Monsieur le sénateur François Bonhomme, je vous prie tout d’abord de bien vouloir excuser l’absence de M. le ministre de l’intérieur.
Les aéronefs qui circulent sans personne à bord, couramment dénommés « drones », terme qui néanmoins n’apparaît pas dans la réglementation en vigueur, comme vous l’avez indiqué, sont régis par deux arrêtés du 11 avril 2012, ainsi que par certaines dispositions du code des transports et du code de l’aviation civile.
Les deux arrêtés du 11 avril 2012 ont pour objet principal de préserver la sécurité des personnes et des biens survolés, des aéronefs et des autres usagers de l’air. Ils ne traitent pas directement des questions de protection de la vie privée qui restent régies par les dispositions générales applicables dans ce domaine, notamment l’article 9 du code civil et l’article 226-1 du code pénal.
S’agissant plus particulièrement des drones de loisirs, l’accès à l’espace aérien est libre en dessous de 150 mètres par dérogation aux règles de l’air habituelles, étant précisé, en l’espèce, que seuls les vols en vue sont autorisés pour ces aéromodèles de moins de vingt-cinq kilogrammes.
Toutefois, cet accès à l’espace aérien en dessous de 150 mètres doit se faire en dehors, tout d’abord, des agglomérations et des rassemblements de personnes ou d’animaux, ensuite, des zones proches des aérodromes et, enfin, des espaces aériens spécifiquement réglementés qui figurent sur les cartes aéronautiques.
Concernant les utilisations professionnelles, le survol des agglomérations ou des rassemblements de personnes par ces drones n’est possible que dans le cadre d’une autorisation préfectorale délivrée après avis du service de la Défense et de la Direction régionale de l’aviation civile.
En outre, dès lors qu’un drone est équipé d’un appareil photo, d’une caméra mobile, d’un capteur sonore ou encore d’un dispositif de géolocalisation, il peut potentiellement porter atteinte à la vie privée.
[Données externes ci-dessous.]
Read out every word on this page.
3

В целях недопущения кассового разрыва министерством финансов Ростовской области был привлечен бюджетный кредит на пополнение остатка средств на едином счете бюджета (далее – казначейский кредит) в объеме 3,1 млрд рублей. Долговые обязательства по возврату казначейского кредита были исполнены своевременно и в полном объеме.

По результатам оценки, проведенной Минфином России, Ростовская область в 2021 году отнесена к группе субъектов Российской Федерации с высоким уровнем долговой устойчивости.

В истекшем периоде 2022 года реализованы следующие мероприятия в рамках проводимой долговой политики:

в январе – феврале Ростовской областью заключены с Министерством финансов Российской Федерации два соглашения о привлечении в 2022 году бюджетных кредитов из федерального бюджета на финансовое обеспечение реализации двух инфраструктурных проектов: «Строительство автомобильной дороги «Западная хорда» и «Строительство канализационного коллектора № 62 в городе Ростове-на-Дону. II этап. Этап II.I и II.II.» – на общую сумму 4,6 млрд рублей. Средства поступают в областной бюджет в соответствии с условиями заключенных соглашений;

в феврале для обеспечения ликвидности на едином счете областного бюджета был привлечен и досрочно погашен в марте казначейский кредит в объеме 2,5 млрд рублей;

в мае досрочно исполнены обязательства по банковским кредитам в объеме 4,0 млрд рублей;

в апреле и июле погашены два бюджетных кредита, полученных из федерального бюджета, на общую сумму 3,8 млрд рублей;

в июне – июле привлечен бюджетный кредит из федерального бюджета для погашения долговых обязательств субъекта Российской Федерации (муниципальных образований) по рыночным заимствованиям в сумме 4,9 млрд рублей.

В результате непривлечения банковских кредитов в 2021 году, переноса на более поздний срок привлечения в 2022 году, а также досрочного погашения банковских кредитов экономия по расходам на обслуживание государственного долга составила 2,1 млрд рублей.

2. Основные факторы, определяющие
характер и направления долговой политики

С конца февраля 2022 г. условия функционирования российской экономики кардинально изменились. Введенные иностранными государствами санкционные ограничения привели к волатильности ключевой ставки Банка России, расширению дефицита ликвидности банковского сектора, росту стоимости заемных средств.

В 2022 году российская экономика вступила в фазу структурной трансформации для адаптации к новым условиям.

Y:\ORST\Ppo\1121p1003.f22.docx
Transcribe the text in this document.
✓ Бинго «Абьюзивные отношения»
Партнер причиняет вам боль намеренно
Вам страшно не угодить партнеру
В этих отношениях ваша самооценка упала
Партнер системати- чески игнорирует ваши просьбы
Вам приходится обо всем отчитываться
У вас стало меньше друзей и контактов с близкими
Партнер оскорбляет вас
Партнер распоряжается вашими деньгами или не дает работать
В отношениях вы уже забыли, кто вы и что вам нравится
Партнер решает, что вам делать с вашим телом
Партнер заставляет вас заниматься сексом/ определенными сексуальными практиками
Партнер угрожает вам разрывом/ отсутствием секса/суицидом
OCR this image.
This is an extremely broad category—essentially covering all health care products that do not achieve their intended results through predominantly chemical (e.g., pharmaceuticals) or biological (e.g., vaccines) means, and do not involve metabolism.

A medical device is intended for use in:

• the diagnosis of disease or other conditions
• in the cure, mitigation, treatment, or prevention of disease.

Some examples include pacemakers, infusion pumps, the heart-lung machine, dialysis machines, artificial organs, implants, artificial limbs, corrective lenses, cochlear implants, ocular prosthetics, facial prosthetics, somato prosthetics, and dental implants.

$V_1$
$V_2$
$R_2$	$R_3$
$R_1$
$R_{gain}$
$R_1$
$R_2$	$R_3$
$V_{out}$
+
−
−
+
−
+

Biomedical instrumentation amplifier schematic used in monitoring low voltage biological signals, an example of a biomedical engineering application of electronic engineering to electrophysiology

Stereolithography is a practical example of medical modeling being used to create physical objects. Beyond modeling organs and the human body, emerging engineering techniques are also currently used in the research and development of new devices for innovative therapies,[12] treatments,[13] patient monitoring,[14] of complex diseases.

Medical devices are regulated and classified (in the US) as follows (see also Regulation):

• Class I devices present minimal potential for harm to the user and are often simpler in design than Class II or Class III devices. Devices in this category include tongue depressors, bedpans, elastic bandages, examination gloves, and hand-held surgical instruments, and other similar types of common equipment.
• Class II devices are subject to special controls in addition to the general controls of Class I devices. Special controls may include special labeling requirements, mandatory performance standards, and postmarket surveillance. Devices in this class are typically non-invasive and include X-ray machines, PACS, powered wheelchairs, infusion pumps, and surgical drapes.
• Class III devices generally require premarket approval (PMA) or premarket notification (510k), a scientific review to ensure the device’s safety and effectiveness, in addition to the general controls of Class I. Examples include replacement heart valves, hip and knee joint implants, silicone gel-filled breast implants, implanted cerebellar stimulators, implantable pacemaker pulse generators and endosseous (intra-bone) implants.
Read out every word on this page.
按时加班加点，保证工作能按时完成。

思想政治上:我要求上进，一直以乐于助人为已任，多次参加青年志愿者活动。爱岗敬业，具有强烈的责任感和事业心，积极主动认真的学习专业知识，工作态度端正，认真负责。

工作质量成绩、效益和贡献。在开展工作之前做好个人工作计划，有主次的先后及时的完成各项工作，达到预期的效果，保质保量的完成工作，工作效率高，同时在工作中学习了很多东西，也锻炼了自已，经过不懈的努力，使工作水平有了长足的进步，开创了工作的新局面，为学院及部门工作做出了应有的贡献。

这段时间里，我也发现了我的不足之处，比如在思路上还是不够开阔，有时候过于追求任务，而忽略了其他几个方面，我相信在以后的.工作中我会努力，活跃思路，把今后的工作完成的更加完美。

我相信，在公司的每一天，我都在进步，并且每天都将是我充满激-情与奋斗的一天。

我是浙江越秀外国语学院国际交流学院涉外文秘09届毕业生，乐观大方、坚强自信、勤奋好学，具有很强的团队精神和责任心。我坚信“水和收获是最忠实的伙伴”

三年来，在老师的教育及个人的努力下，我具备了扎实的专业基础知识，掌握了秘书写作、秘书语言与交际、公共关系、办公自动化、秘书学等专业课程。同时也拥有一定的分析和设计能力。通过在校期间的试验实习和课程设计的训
Si la prise de vue aérienne est réglementée par l’article D. 133-10 du code de l’aviation civile, il n’en demeure pas moins que la captation et l’enregistrement d’images relatives aux personnes relèvent également de la loi n° 78-17 du 6 janvier 1978 modifiée relative à l’informatique, aux fichiers et aux libertés.
La multiplication potentielle de ces engins soulève en effet des enjeux importants pour les libertés individuelles et le respect de la vie privée. Les travaux menés durant l’année 2014 ont permis, en collaboration avec des constructeurs de drones de loisirs, la Fédération française d’aéromodélisme, la FFAM, la Fédération professionnelle du drone civil, la FPDC, et la Commission nationale de l’informatique et des libertés, la CNIL, la réalisation d’une notice d’information relative à l’usage de loisir des aéromodèles.
Cette notice a fait l’objet d’une large diffusion auprès des acteurs associatifs et professionnels du domaine du drone. Ce travail collaboratif sera suivi de travaux sur une obligation réglementaire de fourniture de cette notice lors de la vente d’un drone.
Eu égard à l’ensemble de ces aspects, la CNIL a engagé des travaux sur le sujet. Elle souhaite réfléchir à un cadre de régulation adapté permettant d’accompagner l’innovation et le développement de nouveaux usages, tout en fixant les limites à ne pas franchir en termes de surveillance.
Par ailleurs, à la suite de nombreux survols illicites de zones dites « sensibles », que vous avez soulignés dans votre question, le Premier ministre a initié un travail interministériel sur la protection contre les actes de malveillance commis au moyen de drones.
Le Secrétariat général de la défense et de la sécurité nationale, le SGDSN, a été chargé de coordonner les travaux et la réflexion menés dans ce cadre, qui s’inscrivent dans trois directions : d’abord, l’évaluation des risques et des menaces, ensuite, la réponse capacitaire à apporter, enfin, le champ juridique.
De plus, l’article 2 de la proposition de loi relative au renforcement de la protection des installations civiles abritant des matières nucléaires, adoptée par l’Assemblée nationale, en première lecture, le 5 février 2015, prévoit que, avant le 30 septembre 2015, le Gouvernement remettra au Parlement un rapport évaluant les risques et menaces que constituent les survols illégaux par des aéronefs télépilotés. Ce rapport présentera également les solutions techniques et capacitaires envisageables afin d’améliorer la détection et la neutralisation de ces appareils, ainsi que les adaptations juridiques nécessaires afin de réprimer de telles infractions.
Le Gouvernement entend soutenir les évolutions législatives et réglementaires qui se révéleraient nécessaires et proportionnées afin de concilier le développement de ce secteur avec les impératifs, notamment de protection de la vie privée et de respect de l’ordre public.